Die Presse

„Ich transporti­erte manchmal 100.000 Dollar in einer Tasche“

Bruce Aitken hat lang vom Geldschmug­geln gelebt und dabei gut verdient. Jetzt hat er seine Erfahrunge­n in ein Buch gegossen – und hofft, dass es verfilmt wird.

- V on unserem Korrespond­enten FELIX LILL

Die Presse: Herr Aitken, lösen Sie auf: Warum haben Sie sich als Schmuggler bei Pass- und Zollkontro­llen mit Vorliebe an Personen aus Indien gehalten?

Bruce Aitken: Das war eine leicht rassistisc­he, aber wahre Weisheit, die mir mein Boss bei einer Bank in Hongkong gab. Als ich bei ihm anfing, riet er mir für alle künftigen Schmuggels­ituationen: „Stell dich immer hinter einen Inder. Die haben den Ruf, auf jeder Reise heimlich etwas mitzuführe­n.“Die Logik: Wenn die Person direkt vor mir streng durchsucht wird, bin ich wahrschein­lich sicher. Dabei ging es nicht so sehr um Inder, sondern generell darum, wachsam zu sein.

Zwischen den 1960er- und 1980er-Jahren haben Sie vom Geldschmug­geln gelebt. Welche Mengen haben Sie bewegt?

Pro Reise transporti­erte ich manchmal 100.000 US-Dollar, oft in einer Golftasche.
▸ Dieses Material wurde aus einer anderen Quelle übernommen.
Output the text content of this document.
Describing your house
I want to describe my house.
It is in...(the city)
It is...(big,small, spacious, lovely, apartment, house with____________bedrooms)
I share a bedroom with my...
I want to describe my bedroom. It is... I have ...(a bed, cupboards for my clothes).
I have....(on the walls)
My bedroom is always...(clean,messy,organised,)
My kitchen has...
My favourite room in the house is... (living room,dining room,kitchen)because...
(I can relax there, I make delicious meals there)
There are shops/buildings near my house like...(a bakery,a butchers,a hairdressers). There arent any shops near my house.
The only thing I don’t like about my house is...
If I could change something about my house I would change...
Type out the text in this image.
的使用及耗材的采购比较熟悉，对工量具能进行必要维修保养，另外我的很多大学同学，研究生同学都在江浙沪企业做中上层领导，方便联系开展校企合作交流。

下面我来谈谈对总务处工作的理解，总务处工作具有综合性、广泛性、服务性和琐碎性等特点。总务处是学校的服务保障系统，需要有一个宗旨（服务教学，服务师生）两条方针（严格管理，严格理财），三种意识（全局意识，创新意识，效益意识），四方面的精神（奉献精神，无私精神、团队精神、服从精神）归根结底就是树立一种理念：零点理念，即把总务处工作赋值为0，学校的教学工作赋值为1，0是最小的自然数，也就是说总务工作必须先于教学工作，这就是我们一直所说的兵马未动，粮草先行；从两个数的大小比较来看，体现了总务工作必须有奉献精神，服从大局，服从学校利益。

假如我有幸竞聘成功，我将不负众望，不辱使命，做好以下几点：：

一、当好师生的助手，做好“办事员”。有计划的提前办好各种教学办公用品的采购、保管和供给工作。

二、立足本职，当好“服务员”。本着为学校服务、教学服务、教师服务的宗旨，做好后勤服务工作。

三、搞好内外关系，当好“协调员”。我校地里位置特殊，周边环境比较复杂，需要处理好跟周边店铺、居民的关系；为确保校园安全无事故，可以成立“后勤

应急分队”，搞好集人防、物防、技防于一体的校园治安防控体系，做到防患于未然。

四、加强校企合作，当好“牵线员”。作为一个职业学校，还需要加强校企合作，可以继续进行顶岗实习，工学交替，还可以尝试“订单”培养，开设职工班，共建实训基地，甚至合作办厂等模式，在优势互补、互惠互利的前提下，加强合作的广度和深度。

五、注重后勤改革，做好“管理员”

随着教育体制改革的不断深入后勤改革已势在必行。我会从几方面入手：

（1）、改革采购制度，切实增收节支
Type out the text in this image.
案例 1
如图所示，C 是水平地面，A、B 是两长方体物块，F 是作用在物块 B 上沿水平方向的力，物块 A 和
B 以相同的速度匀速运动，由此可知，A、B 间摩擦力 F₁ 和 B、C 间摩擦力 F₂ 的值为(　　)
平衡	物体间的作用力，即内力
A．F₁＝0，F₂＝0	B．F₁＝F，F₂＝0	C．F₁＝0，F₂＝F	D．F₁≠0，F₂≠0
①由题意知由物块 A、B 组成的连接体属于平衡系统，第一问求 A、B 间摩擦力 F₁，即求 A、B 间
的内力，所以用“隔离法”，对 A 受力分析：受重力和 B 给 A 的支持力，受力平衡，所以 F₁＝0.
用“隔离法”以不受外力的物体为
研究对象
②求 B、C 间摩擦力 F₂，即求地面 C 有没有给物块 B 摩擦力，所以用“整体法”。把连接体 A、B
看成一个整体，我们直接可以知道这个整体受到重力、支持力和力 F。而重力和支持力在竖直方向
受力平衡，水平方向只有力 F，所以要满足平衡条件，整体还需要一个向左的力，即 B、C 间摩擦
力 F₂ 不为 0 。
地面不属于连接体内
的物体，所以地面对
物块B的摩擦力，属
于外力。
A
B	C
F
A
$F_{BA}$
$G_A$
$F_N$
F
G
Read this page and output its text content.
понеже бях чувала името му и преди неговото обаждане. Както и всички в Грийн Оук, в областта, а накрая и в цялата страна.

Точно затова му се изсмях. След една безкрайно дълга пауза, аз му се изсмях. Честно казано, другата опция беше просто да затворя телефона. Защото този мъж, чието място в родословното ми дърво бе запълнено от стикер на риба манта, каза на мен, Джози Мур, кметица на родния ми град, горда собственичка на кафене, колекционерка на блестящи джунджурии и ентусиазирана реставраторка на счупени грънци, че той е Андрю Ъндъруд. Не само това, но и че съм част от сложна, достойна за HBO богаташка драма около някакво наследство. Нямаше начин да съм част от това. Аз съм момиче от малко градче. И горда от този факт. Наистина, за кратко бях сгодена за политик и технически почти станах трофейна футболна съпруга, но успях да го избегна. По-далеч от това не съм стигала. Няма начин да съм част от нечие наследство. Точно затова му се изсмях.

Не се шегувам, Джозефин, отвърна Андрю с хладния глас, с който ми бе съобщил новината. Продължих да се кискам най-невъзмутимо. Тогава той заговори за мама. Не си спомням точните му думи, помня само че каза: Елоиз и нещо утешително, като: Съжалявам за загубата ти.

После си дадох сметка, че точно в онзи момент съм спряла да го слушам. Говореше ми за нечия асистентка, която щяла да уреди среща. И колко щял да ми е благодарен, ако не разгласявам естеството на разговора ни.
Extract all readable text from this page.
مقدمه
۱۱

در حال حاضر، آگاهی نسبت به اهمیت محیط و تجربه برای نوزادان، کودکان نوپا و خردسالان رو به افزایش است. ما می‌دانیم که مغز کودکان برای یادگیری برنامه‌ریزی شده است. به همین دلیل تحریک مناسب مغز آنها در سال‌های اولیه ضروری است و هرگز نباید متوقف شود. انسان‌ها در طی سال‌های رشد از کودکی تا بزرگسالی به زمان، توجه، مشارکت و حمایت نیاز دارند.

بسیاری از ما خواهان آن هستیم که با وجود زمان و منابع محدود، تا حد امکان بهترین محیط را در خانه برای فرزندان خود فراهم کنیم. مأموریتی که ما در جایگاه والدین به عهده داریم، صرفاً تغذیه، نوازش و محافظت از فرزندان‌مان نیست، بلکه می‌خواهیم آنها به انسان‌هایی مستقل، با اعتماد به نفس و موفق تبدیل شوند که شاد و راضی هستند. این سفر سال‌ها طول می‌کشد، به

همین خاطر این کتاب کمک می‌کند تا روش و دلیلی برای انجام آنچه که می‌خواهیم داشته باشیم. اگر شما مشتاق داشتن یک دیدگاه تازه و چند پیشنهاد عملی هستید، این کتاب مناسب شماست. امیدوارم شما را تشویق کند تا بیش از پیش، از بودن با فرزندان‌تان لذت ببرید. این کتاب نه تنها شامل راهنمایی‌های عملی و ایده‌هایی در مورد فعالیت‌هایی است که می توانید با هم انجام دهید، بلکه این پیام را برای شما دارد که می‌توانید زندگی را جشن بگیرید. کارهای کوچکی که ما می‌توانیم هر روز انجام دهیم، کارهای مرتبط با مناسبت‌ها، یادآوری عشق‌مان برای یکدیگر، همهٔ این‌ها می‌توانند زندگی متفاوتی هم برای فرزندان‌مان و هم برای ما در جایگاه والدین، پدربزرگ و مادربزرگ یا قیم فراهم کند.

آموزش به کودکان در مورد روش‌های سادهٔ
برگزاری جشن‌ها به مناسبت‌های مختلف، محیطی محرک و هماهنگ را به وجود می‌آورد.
Davon nahm ich vier Prozent Provision, wovon die Hälfte an meinen Arbeitgebe­r ging und die Hälfte an mich. In einem guten Jahr habe ich so 200.000 US-Dollar gemacht, steuerfrei natürlich. Und das in den 1970ern. Das war sehr viel Geld.

Ihr Arbeitgebe­r über viele Jahre, ein Hongkonger Finanzdien­stleister namens Deak, war also in alles involviert.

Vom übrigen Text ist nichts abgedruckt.